The touchscreen is surprisingly responsive and is actually useful for navigating. This surprised me, because Raspbian doesn't initially strike me as very touch-friendly. The touchscreen isn't capacitive like the one on your phone or tablet; rather than sensing electrical current the display simply relies on pressure. You can use any object like a toothpick to activate resistive touchscreens such as this one.
The refresh rate is sufficient for general navigation, but I'll talk about video performance in the next step.
Step 4: Video and Web Performance
A common use case for the Raspberry Pi is as a media-consumption device. Thus it's important to address video on this touchscreen.

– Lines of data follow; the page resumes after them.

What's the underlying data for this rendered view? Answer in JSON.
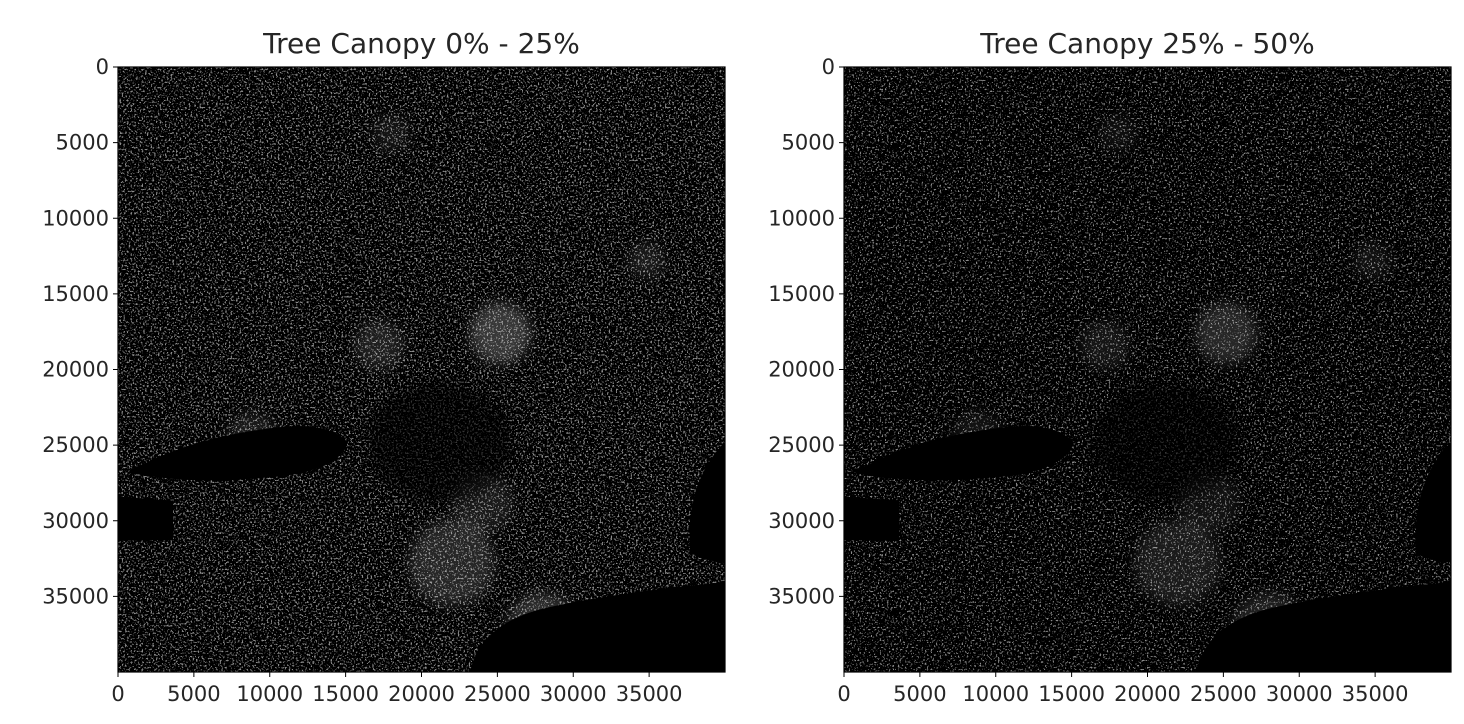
{
  "chart_data": [
    {
      "type": "heatmap",
      "title": "Tree Canopy 0% - 25%",
      "colormap": "gray",
      "background_color": "#000000",
      "xlim": [
        0,
        40000
      ],
      "ylim": [
        40000,
        0
      ],
      "xticks": [
        0,
        5000,
        10000,
        15000,
        20000,
        25000,
        30000,
        35000
      ],
      "yticks": [
        0,
        5000,
        10000,
        15000,
        20000,
        25000,
        30000,
        35000
      ],
      "xtick_labels": [
        "0",
        "5000",
        "10000",
        "15000",
        "20000",
        "25000",
        "30000",
        "35000"
      ],
      "ytick_labels": [
        "0",
        "5000",
        "10000",
        "15000",
        "20000",
        "25000",
        "30000",
        "35000"
      ]
    },
    {
      "type": "heatmap",
      "title": "Tree Canopy 25% - 50%",
      "colormap": "gray",
      "background_color": "#000000",
      "xlim": [
        0,
        40000
      ],
      "ylim": [
        40000,
        0
      ],
      "xticks": [
        0,
        5000,
        10000,
        15000,
        20000,
        25000,
        30000,
        35000
      ],
      "yticks": [
        0,
        5000,
        10000,
        15000,
        20000,
        25000,
        30000,
        35000
      ],
      "xtick_labels": [
        "0",
        "5000",
        "10000",
        "15000",
        "20000",
        "25000",
        "30000",
        "35000"
      ],
      "ytick_labels": [
        "0",
        "5000",
        "10000",
        "15000",
        "20000",
        "25000",
        "30000",
        "35000"
      ]
    }
  ]
}
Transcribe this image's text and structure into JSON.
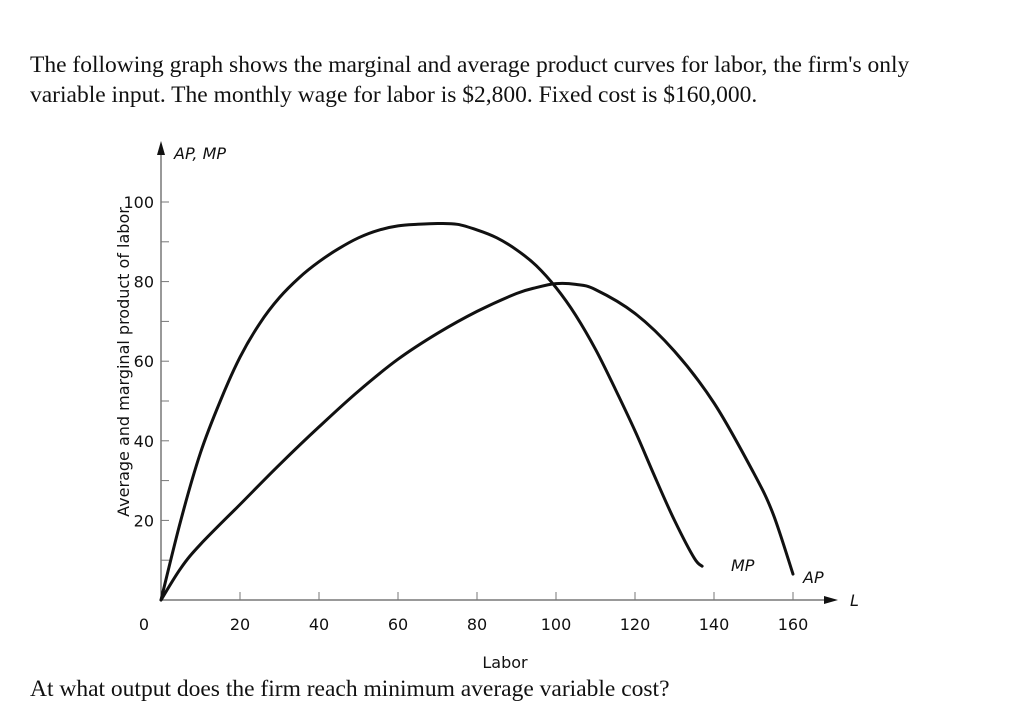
{
  "problem": {
    "intro": "The following graph shows the marginal and average product curves for labor, the firm's only variable input. The monthly wage for labor is $2,800. Fixed cost is $160,000.",
    "question": "At what output does the firm reach minimum average variable cost?"
  },
  "chart_data": {
    "type": "line",
    "title": "",
    "xlabel": "Labor",
    "ylabel": "Average and marginal product of labor",
    "y_axis_top_label": "AP, MP",
    "x_axis_end_label": "L",
    "xlim": [
      0,
      170
    ],
    "ylim": [
      0,
      110
    ],
    "x_ticks": [
      0,
      20,
      40,
      60,
      80,
      100,
      120,
      140,
      160
    ],
    "y_ticks": [
      20,
      40,
      60,
      80,
      100
    ],
    "grid": false,
    "series": [
      {
        "name": "MP",
        "color": "#111111",
        "x": [
          0,
          5,
          10,
          15,
          20,
          25,
          30,
          35,
          40,
          45,
          50,
          55,
          60,
          65,
          70,
          75,
          80,
          85,
          90,
          95,
          100,
          105,
          110,
          115,
          120,
          125,
          130,
          135,
          137
        ],
        "y": [
          0,
          20,
          37,
          50,
          61,
          69.5,
          76,
          81,
          85,
          88.3,
          91,
          92.9,
          94,
          94.4,
          94.6,
          94.4,
          93,
          91,
          88,
          84,
          78.5,
          71.5,
          63,
          53,
          42.5,
          31,
          20,
          10.5,
          8.5
        ]
      },
      {
        "name": "AP",
        "color": "#111111",
        "x": [
          0,
          5,
          10,
          20,
          30,
          40,
          50,
          60,
          70,
          80,
          90,
          95,
          100,
          105,
          110,
          120,
          130,
          140,
          150,
          155,
          160
        ],
        "y": [
          0,
          8,
          14,
          24,
          34,
          43.5,
          52.5,
          60.5,
          67,
          72.5,
          77,
          78.5,
          79.5,
          79.3,
          78,
          72,
          62.5,
          49.5,
          32,
          21.5,
          6.5
        ]
      }
    ]
  }
}
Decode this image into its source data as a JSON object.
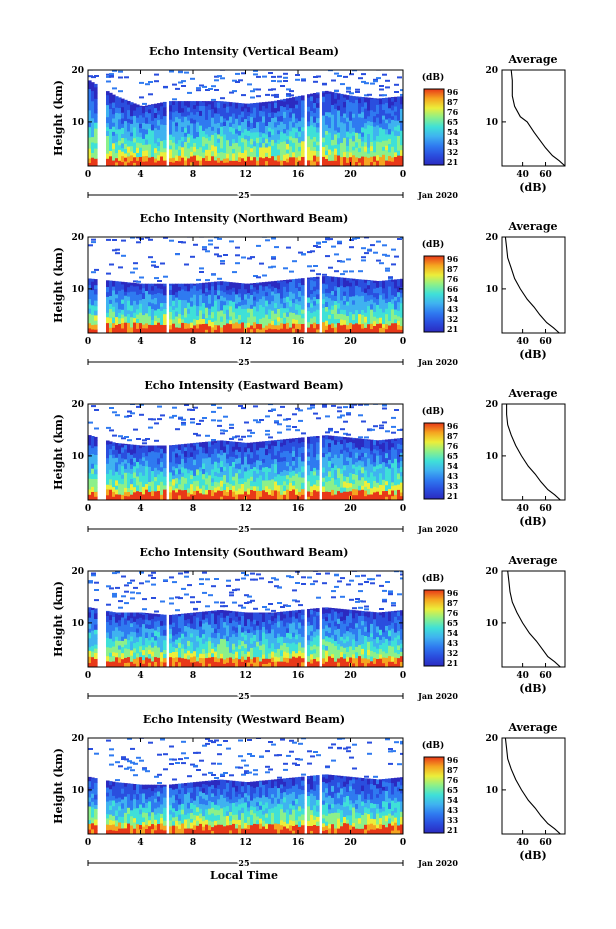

I'd peg the screen refresh rate at around 20Hz. This means that it's just barely suitable for watching videos. It certainly works, but I wouldn't use this display for the sole purpose of media consumption. It's definitely doable to navigate around YouTube and other video streaming sites using the built-in Chromium, however. The Raspberry Pi 3 B is actually pretty snappy, especially when it only needs to drive a small number of pixels. There's no noticeable lag when browsing the internet. You're not afforded very much screen real-estate, though, so I wouldn't recommend reading a novel on this thing. Touch navigation does work, but I would recommend using a mouse for a better experience. All the onscreen keyboards I found were too cramped to be used properly with fingers so I would just go with a physical keyboard.
Step 5: Expansion and Making
As mentioned before, the DFRobot touchscreen has slots for three gravity modules. This allows you to easily add sensing or output capabilities to any project without any soldering. The gravity interface makes connecting things together very easy.
If you want to create a project using anything else most of the Raspberry Pi's pins are broken out on the side of the board. I can see this touchscreen as being an ideal solution for makers as it allows individuals to have completely self-contained projects without the need for an external monitor. It would be pretty simple to whip up some code in Python that takes inputs from the GPIO and displays them on a graph or gauge that's optimized for this screen.
In conclusion, this is a great display for a variety of purposes. Its video and gaming performance might be lacking but this touchscreen is an excellent solution for general interaction with your Pi.